Me miró fijamente durante algunos segundos mientras decía esas últimas palabras, yo mantuve la mirada con esfuerzo, había algo que daba miedo, quizá vi por un segundo mi reflejo futuro, lo que yo también sería, y luego se puso de pie tambaleante y llegó hasta el lavaplatos. Botó los hielos que quedaban y lavó el vaso. Después cogió la botella, sin decirme nada, como si estuviera solo, desapareciendo a su hijo mientras iba pensando en su hermano, recordándolo, intentando estar de nuevo a su lado, y se fue a enterrarla. Yo me quedé quieto, mirando a papá a través de la ventana. Tenía diecisiete años y no sabía nada de la vida y pronto me iría de la casa a estudiar a una ciudad vecina, eran mis últimas semanas en casa. Debieron pasar dos o tres minutos así, suspendidos, él en el jardín, enterrando su botella, yo pensando en mi partida y viéndolo desde la cocina sin atinar a nada, imaginando lo que él estaría recordando. Mamá llegó entonces. Me saludó y preguntó por papá justo cuando él entraba a la cocina por la otra puerta, sus manos llenas de tierra, la ropa sucia.

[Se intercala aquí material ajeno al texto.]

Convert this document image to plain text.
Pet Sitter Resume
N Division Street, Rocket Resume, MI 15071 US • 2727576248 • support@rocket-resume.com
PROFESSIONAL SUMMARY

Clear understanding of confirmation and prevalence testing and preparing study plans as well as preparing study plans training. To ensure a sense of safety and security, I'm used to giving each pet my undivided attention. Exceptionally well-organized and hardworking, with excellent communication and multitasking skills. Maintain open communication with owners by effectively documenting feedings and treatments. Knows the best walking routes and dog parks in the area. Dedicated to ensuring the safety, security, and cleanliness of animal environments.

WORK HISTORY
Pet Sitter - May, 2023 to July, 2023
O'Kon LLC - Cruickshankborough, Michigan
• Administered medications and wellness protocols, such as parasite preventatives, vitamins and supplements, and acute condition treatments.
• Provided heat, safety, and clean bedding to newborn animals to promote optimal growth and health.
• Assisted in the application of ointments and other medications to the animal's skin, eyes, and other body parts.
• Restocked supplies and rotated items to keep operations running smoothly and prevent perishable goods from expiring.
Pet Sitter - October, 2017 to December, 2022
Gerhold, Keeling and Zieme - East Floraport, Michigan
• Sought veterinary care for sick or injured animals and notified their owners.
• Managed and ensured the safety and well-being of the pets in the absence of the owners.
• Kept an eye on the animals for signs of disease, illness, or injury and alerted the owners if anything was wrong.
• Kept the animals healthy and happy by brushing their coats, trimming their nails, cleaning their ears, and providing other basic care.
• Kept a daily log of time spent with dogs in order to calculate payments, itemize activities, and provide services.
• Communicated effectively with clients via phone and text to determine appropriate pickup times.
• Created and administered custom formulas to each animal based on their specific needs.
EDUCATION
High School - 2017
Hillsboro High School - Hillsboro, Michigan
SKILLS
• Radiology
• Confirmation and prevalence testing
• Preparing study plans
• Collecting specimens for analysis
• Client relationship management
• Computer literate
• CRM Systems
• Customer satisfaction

Es posible que aún así la abrazara. Es posible también que ella no se quejara ni dijera nada del olor a trago, de los ojos rojos, de la tristeza evidente.

Hay momentos que nos definen, que son nuestro retrato justo. Papá abrazó a mamá y ella se dejó y no dijo nada. Yo, sentado a un costado, sonreí y propuse invitarlos a cenar. Me miraron y preguntaron a dónde y si tenía plata para hacerlo, sensibles también ante la inminencia de mi partida, que sería el principio de algo pero al mismo tiempo el final de algo, de lo que éramos nosotros hasta entonces.

Claro que tengo, dije, ¿cómo les suena unas pastas?

Estupendo, dijeron ellos, nos suena estupendo.

– Rodrigo Hasbún. Narrador boliviano, nacido en 1981. Ha publicado el libro de cuentos Cinco (2006) y la novela El lugar del cuerpo (2008). Recientemente recibió el Premio Unión Latina a la Novísima Narrativa Breve Hispanoamericana, auspiciado por Random House Mondadori.